At Dearborn, Kentucky, and Louisville, the factories will run a single shift and scaled back schedules. At Oakville in Canada, Ford will suspend overtime production.
Ford did announce the chip shortage would cause a reduction in its production volume in the first quarter of 2022.
Ford has miserable company here as GM, another US-based iconic automaker, suspended production at its major plants last year after failing to secure enough chips. With things looking as they are, there might be no break in sight, with the US Commerce Department forecasting that the chip scarcity would last till at least the second half of 2022. This tallies with Ford’s prediction of significant improvement in production.
The company’s shares went south when it posted disappointing figures for the last quarter and even forecasted dismal performance for the present quarter. However, it seems GM will recover faster than its rival in vehicle production this year.
Meanwhile, Ford is not just folding its arms and waiting for things to change. It has teamed up with GlobalFoundries to increase semiconductor production in the US, although the effect will not be felt immediately.

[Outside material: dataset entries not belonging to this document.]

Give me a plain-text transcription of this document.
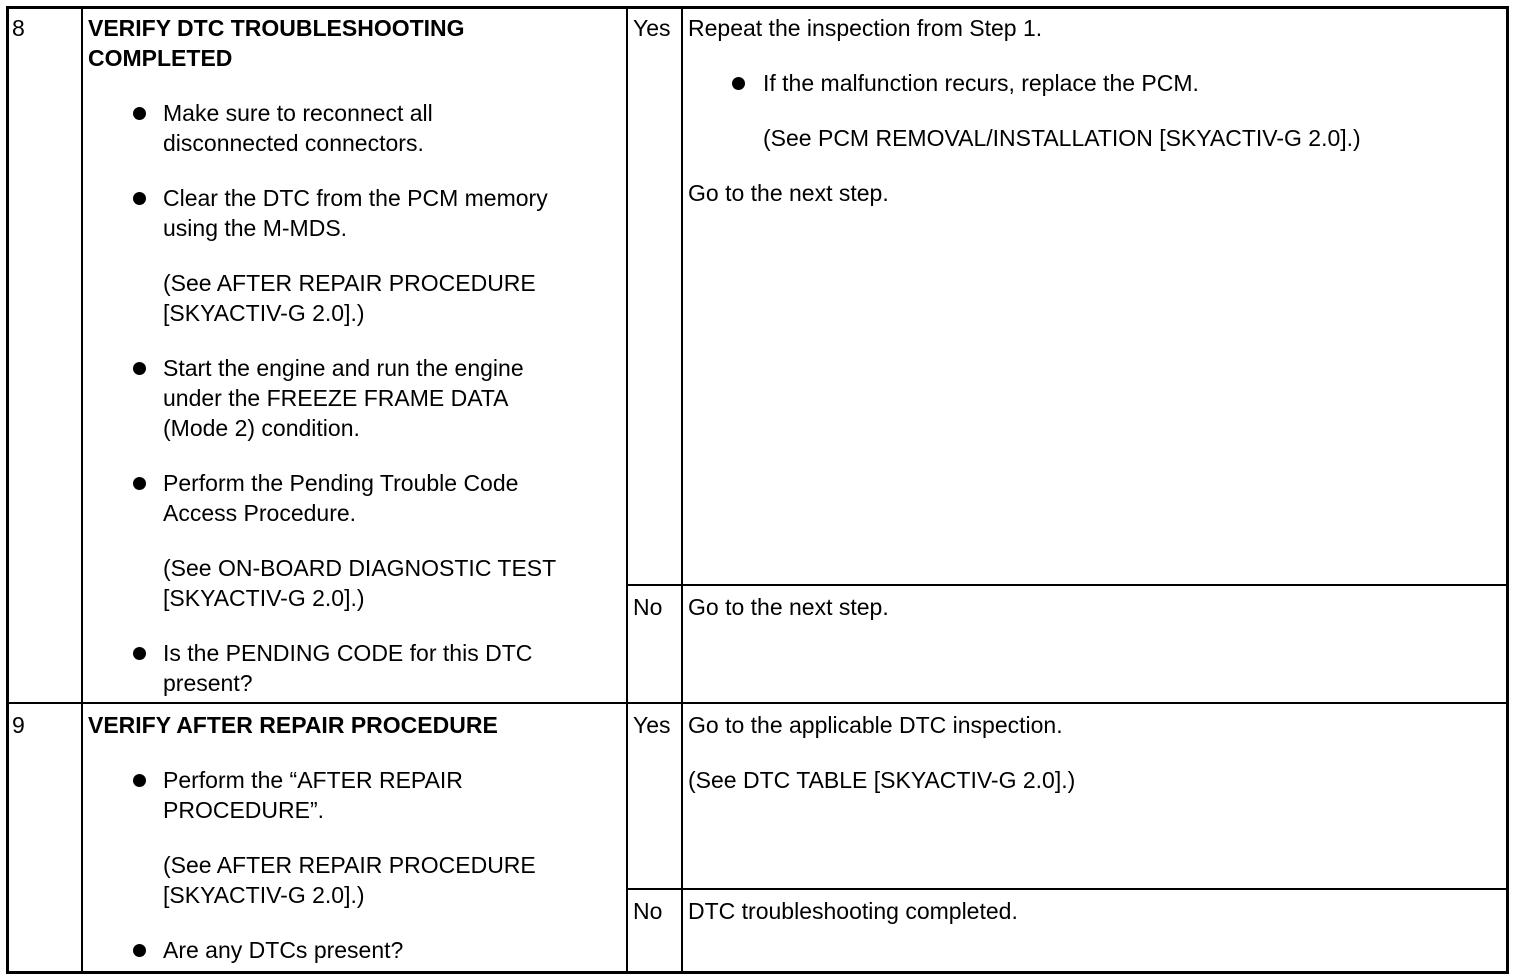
8	VERIFY DTC TROUBLESHOOTING
COMPLETED
Make sure to reconnect all
disconnected connectors.
Clear the DTC from the PCM memory
using the M-MDS.
(See AFTER REPAIR PROCEDURE
[SKYACTIV-G 2.0].)
Start the engine and run the engine
under the FREEZE FRAME DATA
(Mode 2) condition.
Perform the Pending Trouble Code
Access Procedure.
(See ON-BOARD DIAGNOSTIC TEST
[SKYACTIV-G 2.0].)
Is the PENDING CODE for this DTC
present?
Yes Repeat the inspection from Step 1.
If the malfunction recurs, replace the PCM.
(See PCM REMOVAL/INSTALLATION [SKYACTIV-G 2.0].)
Go to the next step.
No Go to the next step.
9	VERIFY AFTER REPAIR PROCEDURE
Perform the “AFTER REPAIR
PROCEDURE”.
(See AFTER REPAIR PROCEDURE
[SKYACTIV-G 2.0].)
Are any DTCs present?
Yes Go to the applicable DTC inspection.
(See DTC TABLE [SKYACTIV-G 2.0].)
No DTC troubleshooting completed.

Meanwhile, the US government is working to boost chip production in the country. The US House of Representatives recently passed the America COMPETES Act of 2022 that earmarks $52 billion to fund subsidies and grants for the semiconductor manufacturing sector. The bill also allocates about $300 billion for chip research and development.
The bill will enable the US to compete with China in chip production and wrestle industry dominance. However, there is a big if as there is no assurance that the bill will pass in its current form. This is mainly down to ideological differences between the two major parties on the federal government’s role in competing with China in the semiconductor business.
For instance, the Republicans argue that too many unnecessary items are devoted to climate change, citing the $8 billion set aside for the Green Climate Fund of the Paris Accord. The party also claims the bill lets China off the hook too easily.
However, both parties agree that the federal government needs to spend more money to help grow the local production of semiconductors. The presidency even sees chip production as a national security issue. Also, the chip shortage has been blamed for the inflation experienced by consumers in the country in recent months.
President Biden can only sign the bill into law after surviving both in the House and Senate. What it will look like when it lands on the presidential desk is yet to be seen.